For me, the forests and mucky places of my childhood were sites for queer expression and euphoria, presenting me with a family both chosen and biological. The species there are not only physically diverse but also express themselves through a multiplicity of modes, showing me options, possible means of survival. Forests permit and foster contradiction—steady but not entirely predictable, calming and thrilling, quiet but filled with constant life. After ice sheets a mile deep and as wide as the continent scoured the earth thousands of years ago, a post-glaciated insurgence rebuilt from the rubble, presenting new habitats, new niches, and new possibilities for vitality. Mountain laurel hills peppered with glacial erratic, hemlock groves pocked with kettle holes that turn to buzzing vernal pools: these are examples of what can arise after total decimation. Forests, swamps, grasslands, and deserts—and even, to an extent, our urban environments—are the anti-plantations. If the plantation demonstrates domination, competition, and greed, then biodiverse landscapes and queer, Zoroastrian, and kincentric ecologies show us cooperation, generosity, and abundance.

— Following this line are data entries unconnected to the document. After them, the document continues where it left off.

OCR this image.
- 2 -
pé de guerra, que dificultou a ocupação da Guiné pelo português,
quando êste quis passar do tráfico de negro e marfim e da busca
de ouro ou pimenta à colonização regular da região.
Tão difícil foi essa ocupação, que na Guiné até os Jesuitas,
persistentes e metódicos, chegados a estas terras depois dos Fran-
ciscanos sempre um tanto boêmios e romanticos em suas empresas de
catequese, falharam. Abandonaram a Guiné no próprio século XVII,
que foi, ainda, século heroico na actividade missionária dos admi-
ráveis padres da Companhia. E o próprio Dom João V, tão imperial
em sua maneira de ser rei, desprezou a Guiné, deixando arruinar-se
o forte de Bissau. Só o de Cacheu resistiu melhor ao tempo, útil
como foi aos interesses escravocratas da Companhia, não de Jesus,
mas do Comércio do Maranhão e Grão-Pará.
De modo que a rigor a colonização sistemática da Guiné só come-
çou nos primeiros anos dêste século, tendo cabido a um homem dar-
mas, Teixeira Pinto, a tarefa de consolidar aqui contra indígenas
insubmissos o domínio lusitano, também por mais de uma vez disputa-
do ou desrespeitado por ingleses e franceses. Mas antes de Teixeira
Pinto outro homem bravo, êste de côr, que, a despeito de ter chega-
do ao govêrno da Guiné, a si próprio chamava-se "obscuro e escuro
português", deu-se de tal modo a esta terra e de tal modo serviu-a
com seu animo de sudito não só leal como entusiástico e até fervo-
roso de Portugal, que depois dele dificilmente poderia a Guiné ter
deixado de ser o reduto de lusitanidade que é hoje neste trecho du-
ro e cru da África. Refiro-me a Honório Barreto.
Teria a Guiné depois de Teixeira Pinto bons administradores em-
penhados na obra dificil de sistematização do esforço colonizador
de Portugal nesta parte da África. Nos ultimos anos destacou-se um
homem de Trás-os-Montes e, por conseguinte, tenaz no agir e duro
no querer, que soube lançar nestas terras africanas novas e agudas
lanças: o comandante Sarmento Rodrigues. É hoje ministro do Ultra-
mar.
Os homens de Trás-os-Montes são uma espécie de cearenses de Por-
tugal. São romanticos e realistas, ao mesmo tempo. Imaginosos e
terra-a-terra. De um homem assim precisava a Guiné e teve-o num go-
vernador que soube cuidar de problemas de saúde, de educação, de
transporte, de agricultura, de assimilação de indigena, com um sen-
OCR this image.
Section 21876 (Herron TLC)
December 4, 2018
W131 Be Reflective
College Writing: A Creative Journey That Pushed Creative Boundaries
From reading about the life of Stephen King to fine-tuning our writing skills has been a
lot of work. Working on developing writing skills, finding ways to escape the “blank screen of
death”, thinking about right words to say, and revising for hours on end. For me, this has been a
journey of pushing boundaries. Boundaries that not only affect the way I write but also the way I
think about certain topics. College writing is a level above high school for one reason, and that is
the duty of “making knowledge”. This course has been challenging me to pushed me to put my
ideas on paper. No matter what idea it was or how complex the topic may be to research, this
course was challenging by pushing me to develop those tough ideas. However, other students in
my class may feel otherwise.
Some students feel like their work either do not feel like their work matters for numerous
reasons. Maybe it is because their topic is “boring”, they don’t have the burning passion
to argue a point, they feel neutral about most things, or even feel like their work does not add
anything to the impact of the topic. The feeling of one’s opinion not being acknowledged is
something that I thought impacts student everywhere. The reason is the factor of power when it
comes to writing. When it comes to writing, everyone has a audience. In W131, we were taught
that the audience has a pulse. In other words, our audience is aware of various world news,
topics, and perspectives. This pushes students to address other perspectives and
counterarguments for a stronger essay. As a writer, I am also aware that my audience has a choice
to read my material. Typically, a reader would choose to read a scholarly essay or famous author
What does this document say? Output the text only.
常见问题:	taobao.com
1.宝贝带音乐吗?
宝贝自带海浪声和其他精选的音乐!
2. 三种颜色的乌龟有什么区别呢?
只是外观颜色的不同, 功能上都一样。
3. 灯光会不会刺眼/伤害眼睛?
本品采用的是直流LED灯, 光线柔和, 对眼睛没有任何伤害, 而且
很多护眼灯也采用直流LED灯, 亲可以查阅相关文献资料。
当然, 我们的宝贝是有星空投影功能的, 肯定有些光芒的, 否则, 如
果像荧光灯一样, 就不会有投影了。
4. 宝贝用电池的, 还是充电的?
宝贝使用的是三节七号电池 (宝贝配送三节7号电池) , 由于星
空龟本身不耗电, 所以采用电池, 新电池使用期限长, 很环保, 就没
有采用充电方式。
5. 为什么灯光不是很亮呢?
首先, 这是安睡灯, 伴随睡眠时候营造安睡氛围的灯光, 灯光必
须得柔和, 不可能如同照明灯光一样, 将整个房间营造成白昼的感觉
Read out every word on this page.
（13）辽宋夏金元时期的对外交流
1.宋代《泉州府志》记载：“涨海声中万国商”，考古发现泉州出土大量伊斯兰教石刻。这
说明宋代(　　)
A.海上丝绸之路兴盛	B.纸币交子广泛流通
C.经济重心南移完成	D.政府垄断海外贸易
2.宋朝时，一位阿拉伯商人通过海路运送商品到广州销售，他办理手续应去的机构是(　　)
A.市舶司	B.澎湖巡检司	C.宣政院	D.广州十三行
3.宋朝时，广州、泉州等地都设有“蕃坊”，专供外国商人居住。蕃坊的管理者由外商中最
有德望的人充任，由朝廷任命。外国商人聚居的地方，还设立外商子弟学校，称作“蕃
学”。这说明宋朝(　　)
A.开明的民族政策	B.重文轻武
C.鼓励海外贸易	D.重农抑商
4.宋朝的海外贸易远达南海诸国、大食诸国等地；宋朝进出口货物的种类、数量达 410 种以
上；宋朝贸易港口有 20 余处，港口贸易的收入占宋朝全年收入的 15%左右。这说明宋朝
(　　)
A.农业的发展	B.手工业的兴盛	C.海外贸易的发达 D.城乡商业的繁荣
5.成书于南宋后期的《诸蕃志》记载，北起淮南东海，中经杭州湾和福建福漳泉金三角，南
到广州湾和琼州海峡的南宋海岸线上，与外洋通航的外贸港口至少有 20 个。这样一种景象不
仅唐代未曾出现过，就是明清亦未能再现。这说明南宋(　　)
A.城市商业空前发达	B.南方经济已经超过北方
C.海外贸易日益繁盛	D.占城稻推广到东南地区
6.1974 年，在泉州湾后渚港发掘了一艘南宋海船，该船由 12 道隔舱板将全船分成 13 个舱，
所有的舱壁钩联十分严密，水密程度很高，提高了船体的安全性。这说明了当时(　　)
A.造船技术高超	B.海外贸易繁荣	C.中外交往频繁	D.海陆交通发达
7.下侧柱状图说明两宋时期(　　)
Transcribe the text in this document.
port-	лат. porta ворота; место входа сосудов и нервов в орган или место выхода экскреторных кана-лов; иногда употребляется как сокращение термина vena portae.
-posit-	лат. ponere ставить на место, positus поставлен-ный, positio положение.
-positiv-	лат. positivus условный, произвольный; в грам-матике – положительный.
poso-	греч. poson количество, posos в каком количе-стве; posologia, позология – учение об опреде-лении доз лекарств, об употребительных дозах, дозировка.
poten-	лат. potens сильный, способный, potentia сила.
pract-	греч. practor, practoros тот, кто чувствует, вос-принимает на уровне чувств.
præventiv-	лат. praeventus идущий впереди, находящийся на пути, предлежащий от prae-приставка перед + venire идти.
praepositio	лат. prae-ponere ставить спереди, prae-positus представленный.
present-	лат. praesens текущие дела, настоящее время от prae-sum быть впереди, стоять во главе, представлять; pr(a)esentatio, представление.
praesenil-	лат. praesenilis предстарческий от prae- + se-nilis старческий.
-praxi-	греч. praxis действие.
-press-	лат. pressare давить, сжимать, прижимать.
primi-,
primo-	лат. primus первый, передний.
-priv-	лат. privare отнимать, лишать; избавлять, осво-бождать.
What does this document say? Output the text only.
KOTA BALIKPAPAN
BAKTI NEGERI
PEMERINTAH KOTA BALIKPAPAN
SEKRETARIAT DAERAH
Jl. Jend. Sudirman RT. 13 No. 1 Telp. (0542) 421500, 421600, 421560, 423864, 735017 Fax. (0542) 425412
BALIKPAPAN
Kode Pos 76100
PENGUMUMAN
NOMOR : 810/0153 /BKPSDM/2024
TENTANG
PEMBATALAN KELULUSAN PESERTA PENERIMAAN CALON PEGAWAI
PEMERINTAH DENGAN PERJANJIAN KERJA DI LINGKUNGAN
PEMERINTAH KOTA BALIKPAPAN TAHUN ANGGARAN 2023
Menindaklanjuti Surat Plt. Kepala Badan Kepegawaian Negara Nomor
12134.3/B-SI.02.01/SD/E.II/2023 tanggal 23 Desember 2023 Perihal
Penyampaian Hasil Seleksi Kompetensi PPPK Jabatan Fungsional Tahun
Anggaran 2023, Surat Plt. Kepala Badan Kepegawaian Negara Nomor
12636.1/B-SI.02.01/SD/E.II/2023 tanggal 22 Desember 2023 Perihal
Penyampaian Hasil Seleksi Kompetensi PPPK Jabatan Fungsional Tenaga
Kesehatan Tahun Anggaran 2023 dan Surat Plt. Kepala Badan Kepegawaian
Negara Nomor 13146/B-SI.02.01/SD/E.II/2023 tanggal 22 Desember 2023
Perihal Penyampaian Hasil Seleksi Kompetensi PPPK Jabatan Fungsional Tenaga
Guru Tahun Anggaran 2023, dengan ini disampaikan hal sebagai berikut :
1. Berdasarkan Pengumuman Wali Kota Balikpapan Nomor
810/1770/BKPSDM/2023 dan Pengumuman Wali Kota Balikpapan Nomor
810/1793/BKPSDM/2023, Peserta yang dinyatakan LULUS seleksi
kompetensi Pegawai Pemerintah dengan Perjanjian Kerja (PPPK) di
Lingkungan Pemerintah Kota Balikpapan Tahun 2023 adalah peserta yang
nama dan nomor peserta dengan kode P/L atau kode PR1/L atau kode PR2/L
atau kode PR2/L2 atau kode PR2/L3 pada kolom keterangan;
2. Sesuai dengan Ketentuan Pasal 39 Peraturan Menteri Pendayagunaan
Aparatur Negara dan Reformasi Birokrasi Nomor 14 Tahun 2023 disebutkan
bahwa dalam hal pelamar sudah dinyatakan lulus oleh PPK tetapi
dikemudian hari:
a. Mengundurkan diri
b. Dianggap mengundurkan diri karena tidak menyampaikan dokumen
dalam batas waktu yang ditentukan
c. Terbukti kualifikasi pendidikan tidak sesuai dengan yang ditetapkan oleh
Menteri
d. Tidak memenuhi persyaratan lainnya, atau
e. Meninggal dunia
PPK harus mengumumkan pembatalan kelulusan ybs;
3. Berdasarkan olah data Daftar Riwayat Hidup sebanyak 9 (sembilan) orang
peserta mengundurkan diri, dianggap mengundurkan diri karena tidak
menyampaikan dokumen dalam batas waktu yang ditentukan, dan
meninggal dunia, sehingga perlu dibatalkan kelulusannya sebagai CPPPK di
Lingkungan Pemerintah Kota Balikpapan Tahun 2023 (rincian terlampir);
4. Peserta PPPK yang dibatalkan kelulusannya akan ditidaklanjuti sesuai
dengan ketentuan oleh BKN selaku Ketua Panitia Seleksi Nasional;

My experiences as a child, my existence as queer person, and my work as a scientist studying fungi have taught me that nature cannot be contained, constrained, or even truly defined. The binary rules that exist in human society are challenged by the ubiquity of queerness in nature. From fungi with more than two sexes to same-sex partnerships between crows to the intersex bodies of snails and eels, we find an inspiring array of diversity in our fellow species. Ultimately, queerness invites us all, regardless of our identities, to be more undefined, unclear, transitional, merging, interdependent, cooperative, and non-hierarchical—a very fungal way of being. In the chapters that follow, I share my enduring love for a number of subversive organisms and earthly systems that challenge our expectations of what is normal, beautiful, and possible. Each spoke to me through their displays of resilience, community, and diversity. I hope to illuminate a path for remembering. I hope to blur the lines between us and them. I want us all to be philopatric snakes in an interspecies den.